The Transportation Advisory Board is actually prohibited from discussing land use. A July 2019 discussion of the city’s Climate Action Plan did not touch on land use, though later presentations to council did.
Nationally, the Sierra Club has endorsed compact development, a stance not yet adopted by the local Indian Peaks chapter. So, too, did many in Boulder reject a local report on density’s environmental benefits, noting the politically motivated timing.
Housing policy does nod toward the values of urban living, encouraging density along transit corridors and walkable neighborhoods. Just as often, land use is left out of decisions that would nonetheless incentivize greener lifestyles.
Council earlier this year talked about taxing the estimated hundreds of empty homes (according to 2018 Census data), though for reasons related to affordability, not climate. Sustainability was barely a concern in a scrapped project to cap home sizes, with elected officials feeling that energy codes were a sufficient deterrent.
The latter issue may be revisited as part of a promised look at occupancy limits. One of critics’ arguments against relaxing them is that tying residents to the number of bedrooms, rather than a hard cap of three or four unrelated persons, could result in the destruction of existing dwellings for multi-bedroom houses — ironically, an argument made by some of the same people who rejected restrictions on sparsely inhabited “McMansions” that have increasingly replaced family homes.

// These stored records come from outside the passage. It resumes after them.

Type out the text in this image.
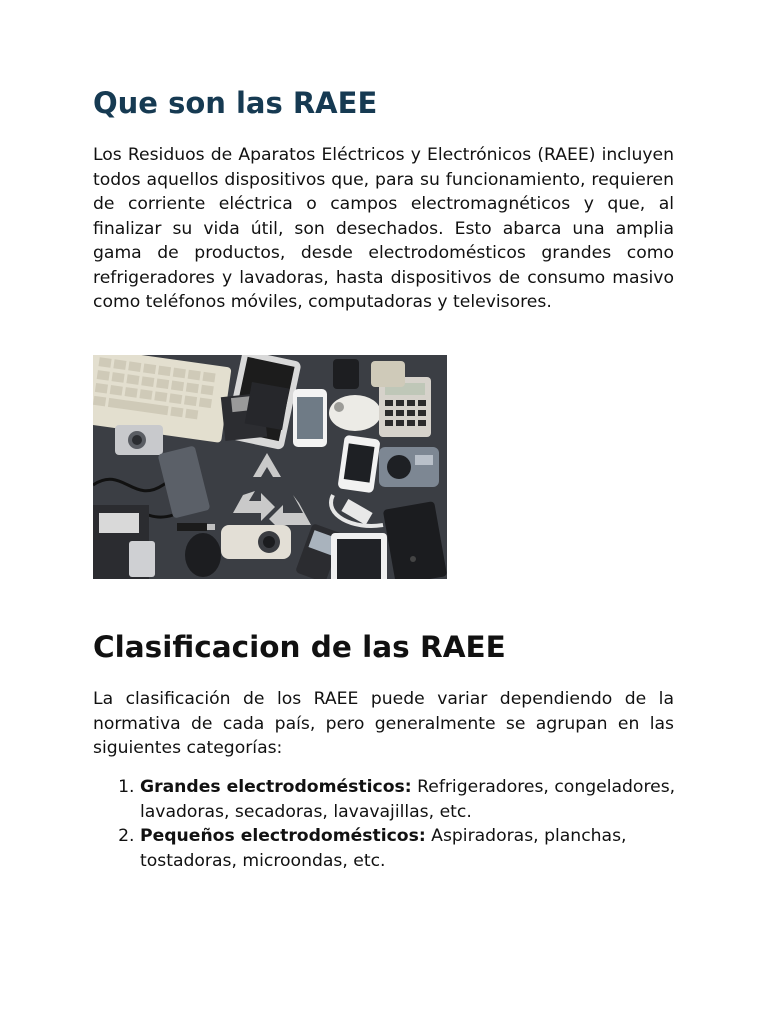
Que son las RAEE

Los Residuos de Aparatos Eléctricos y Electrónicos (RAEE) incluyen todos aquellos dispositivos que, para su funcionamiento, requieren de corriente eléctrica o campos electromagnéticos y que, al finalizar su vida útil, son desechados. Esto abarca una amplia gama de productos, desde electrodomésticos grandes como refrigeradores y lavadoras, hasta dispositivos de consumo masivo como teléfonos móviles, computadoras y televisores.

Clasificacion de las RAEE

La clasificación de los RAEE puede variar dependiendo de la normativa de cada país, pero generalmente se agrupan en las siguientes categorías:

1. Grandes electrodomésticos: Refrigeradores, congeladores, lavadoras, secadoras, lavavajillas, etc.
2. Pequeños electrodomésticos: Aspiradoras, planchas, tostadoras, microondas, etc.
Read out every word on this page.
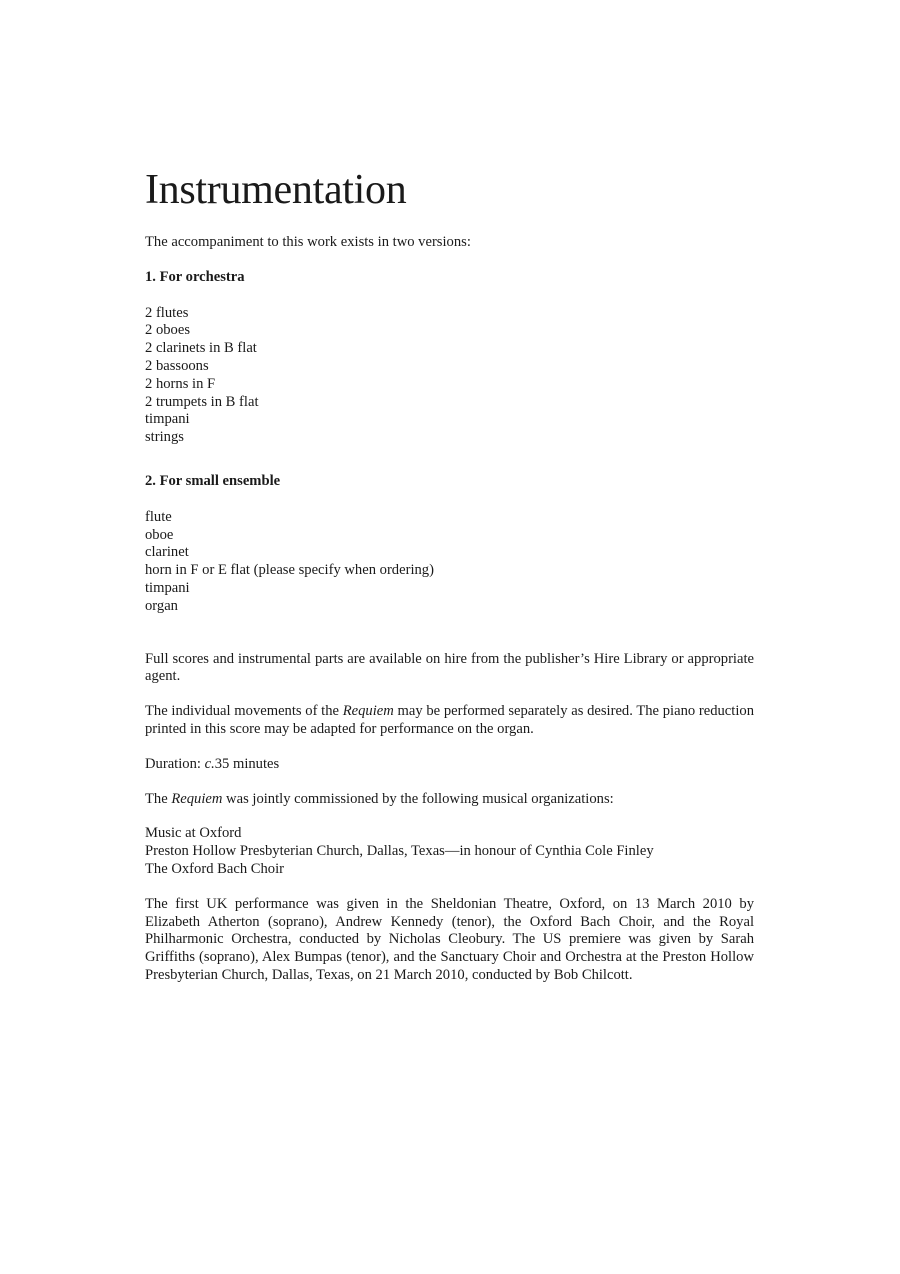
Instrumentation

The accompaniment to this work exists in two versions:

1. For orchestra

2 flutes
2 oboes
2 clarinets in B flat
2 bassoons
2 horns in F
2 trumpets in B flat
timpani
strings

2. For small ensemble

flute
oboe
clarinet
horn in F or E flat (please specify when ordering)
timpani
organ

Full scores and instrumental parts are available on hire from the publisher’s Hire Library or appropriate agent.

The individual movements of the Requiem may be performed separately as desired. The piano reduction printed in this score may be adapted for performance on the organ.

Duration: c.35 minutes

The Requiem was jointly commissioned by the following musical organizations:

Music at Oxford
Preston Hollow Presbyterian Church, Dallas, Texas—in honour of Cynthia Cole Finley
The Oxford Bach Choir

The first UK performance was given in the Sheldonian Theatre, Oxford, on 13 March 2010 by Elizabeth Atherton (soprano), Andrew Kennedy (tenor), the Oxford Bach Choir, and the Royal Philharmonic Orchestra, conducted by Nicholas Cleobury. The US premiere was given by Sarah Griffiths (soprano), Alex Bumpas (tenor), and the Sanctuary Choir and Orchestra at the Preston Hollow Presbyterian Church, Dallas, Texas, on 21 March 2010, conducted by Bob Chilcott.
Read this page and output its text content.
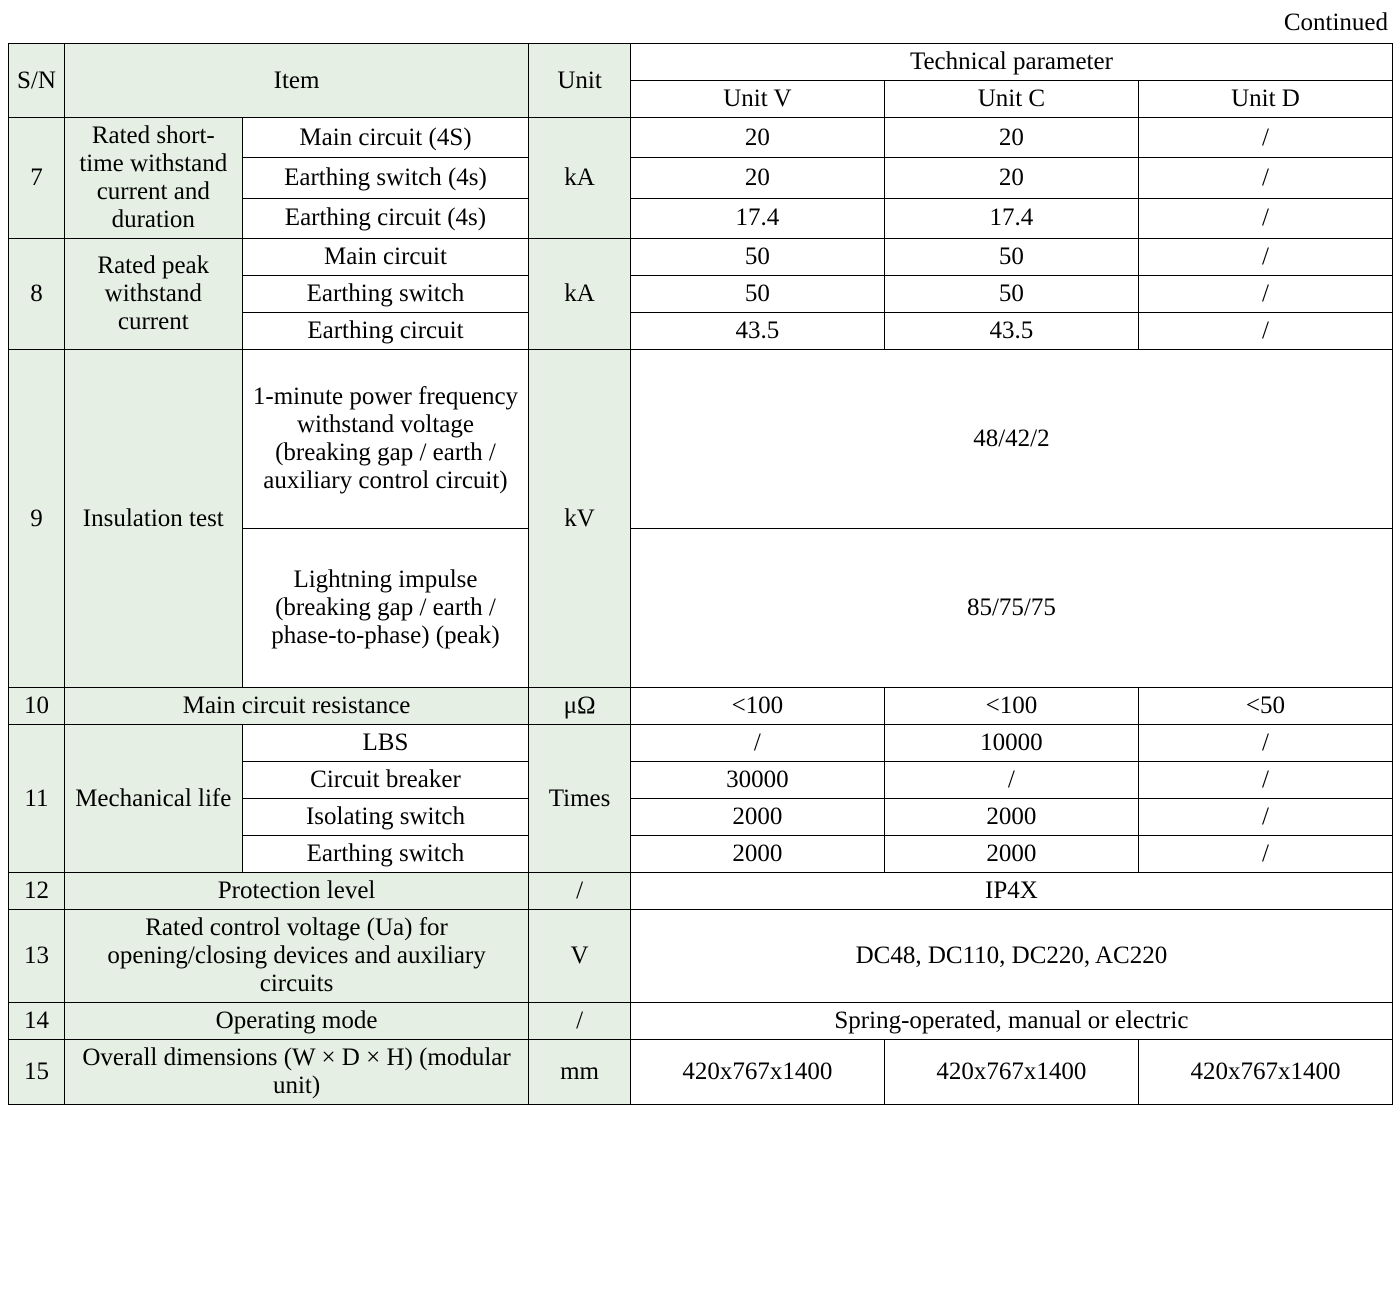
Continued
S/N	Item		Unit	Technical parameter		
				Unit V	Unit C	Unit D
7	Rated short-time withstand current and duration	Main circuit (4S)	kA	20	20	/
		Earthing switch (4s)		20	20	/
		Earthing circuit (4s)		17.4	17.4	/
8	Rated peak withstand current	Main circuit	kA	50	50	/
		Earthing switch		50	50	/
		Earthing circuit		43.5	43.5	/
9	Insulation test	1-minute power frequency withstand voltage (breaking gap / earth / auxiliary control circuit)	kV	48/42/2		
		Lightning impulse (breaking gap / earth / phase-to-phase) (peak)		85/75/75		
10	Main circuit resistance		μΩ	<100	<100	<50
11	Mechanical life	LBS	Times	/	10000	/
		Circuit breaker		30000	/	/
		Isolating switch		2000	2000	/
		Earthing switch		2000	2000	/
12	Protection level		/	IP4X		
13	Rated control voltage (Ua) for opening/closing devices and auxiliary circuits		V	DC48, DC110, DC220, AC220		
14	Operating mode		/	Spring-operated, manual or electric		
15	Overall dimensions (W × D × H) (modular unit)		mm	420x767x1400	420x767x1400	420x767x1400
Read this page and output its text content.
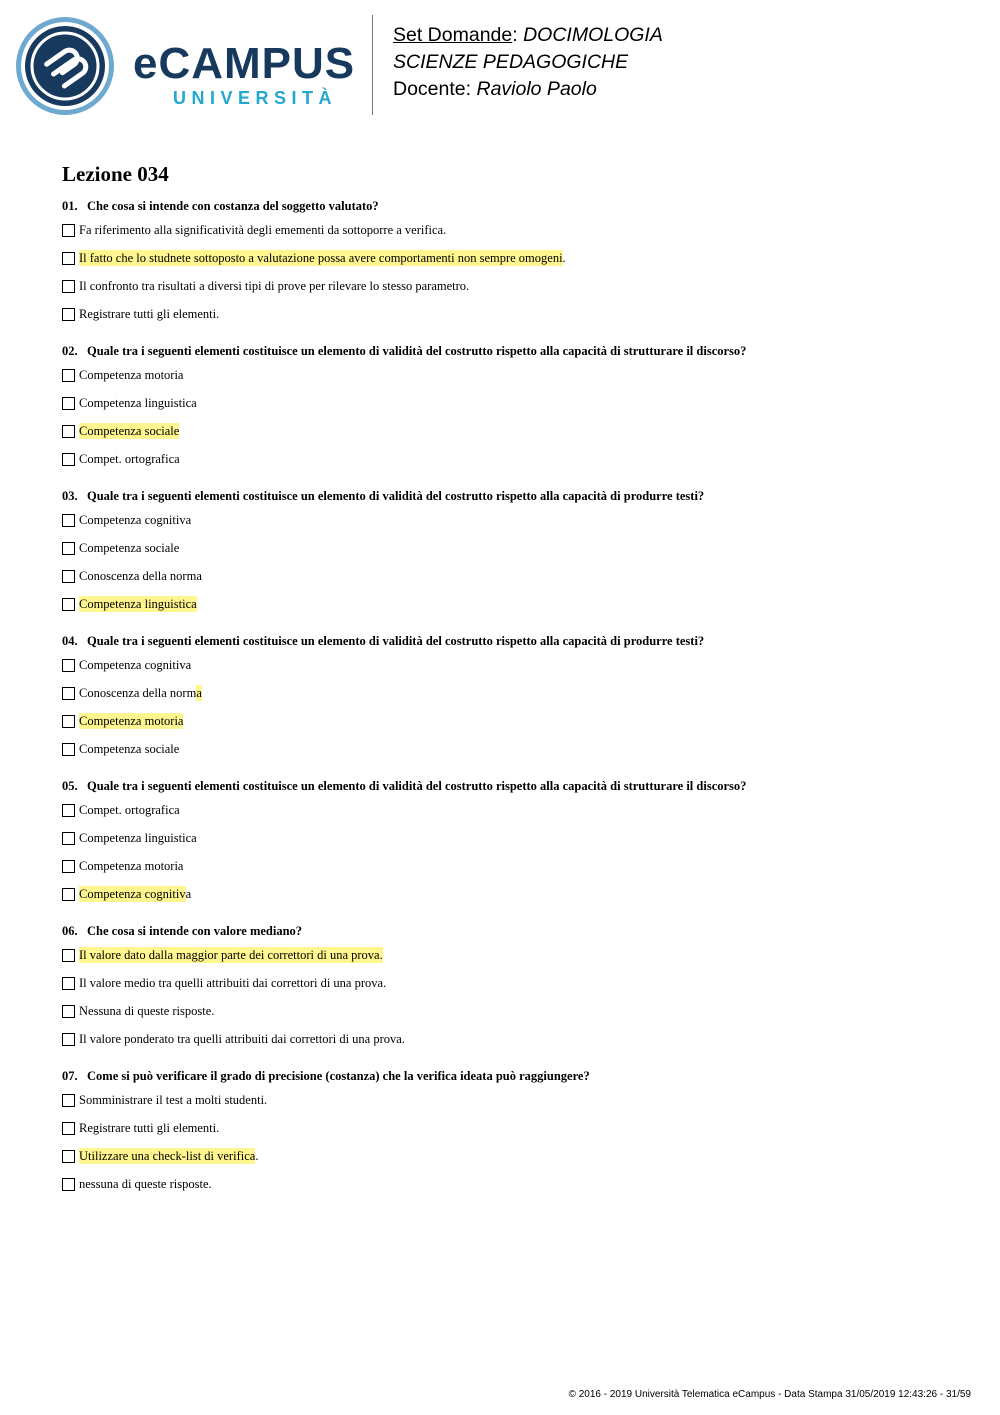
eCAMPUS
UNIVERSITÀ
Set Domande: DOCIMOLOGIA
SCIENZE PEDAGOGICHE
Docente: Raviolo Paolo
Lezione 034
01. Che cosa si intende con costanza del soggetto valutato?
Fa riferimento alla significatività degli emementi da sottoporre a verifica.
Il fatto che lo studnete sottoposto a valutazione possa avere comportamenti non sempre omogeni.
Il confronto tra risultati a diversi tipi di prove per rilevare lo stesso parametro.
Registrare tutti gli elementi.
02. Quale tra i seguenti elementi costituisce un elemento di validità del costrutto rispetto alla capacità di strutturare il discorso?
Competenza motoria
Competenza linguistica
Competenza sociale
Compet. ortografica
03. Quale tra i seguenti elementi costituisce un elemento di validità del costrutto rispetto alla capacità di produrre testi?
Competenza cognitiva
Competenza sociale
Conoscenza della norma
Competenza linguistica
04. Quale tra i seguenti elementi costituisce un elemento di validità del costrutto rispetto alla capacità di produrre testi?
Competenza cognitiva
Conoscenza della norma
Competenza motoria
Competenza sociale
05. Quale tra i seguenti elementi costituisce un elemento di validità del costrutto rispetto alla capacità di strutturare il discorso?
Compet. ortografica
Competenza linguistica
Competenza motoria
Competenza cognitiva
06. Che cosa si intende con valore mediano?
Il valore dato dalla maggior parte dei correttori di una prova.
Il valore medio tra quelli attribuiti dai correttori di una prova.
Nessuna di queste risposte.
Il valore ponderato tra quelli attribuiti dai correttori di una prova.
07. Come si può verificare il grado di precisione (costanza) che la verifica ideata può raggiungere?
Somministrare il test a molti studenti.
Registrare tutti gli elementi.
Utilizzare una check-list di verifica.
nessuna di queste risposte.
© 2016 - 2019 Università Telematica eCampus - Data Stampa 31/05/2019 12:43:26 - 31/59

Of course, there are issues borne of increasing population within constrained space: noise and crowding, water quality (and quantity), loss of tree canopy and permeable surfaces (though Boulder has regulations in place to abate those last two). It’s not about finding a perfect solution or silver bullet, Goldstein said. It’s about acknowledging that many closely held ways of life have outsize impacts on the environment.
“That’s what this study was hoping to do, to at least get people to ask these type of tough questions and rethink the way we’re living,” he said. “It doesn’t mean everyone has to live in Manhattan; we found that homes in L.A. can be very low-carbon even though they are single-family homes. They’re smaller, on modest-size plots.”
It also doesn’t mean that every overlarge home should be immediately scraped and replaced with energy-efficient apartments. “Those homes are built now and there’s nothing we can do about that,” Goldstein said, something scientists refer to as carbon lock-in.
“No one is going to cut off half of their house,” but cities could encourage them to be used and powered differently and put a better plan in place for when structures reach the end of their life; about 40 years, on average, for homes in the U.S.
“We can strike a balance,” Goldstein said. “In the long run, this study suggests that, for neighborhoods that have higher population density and smaller homes, it’s easier for them to meet long-term climate goals.”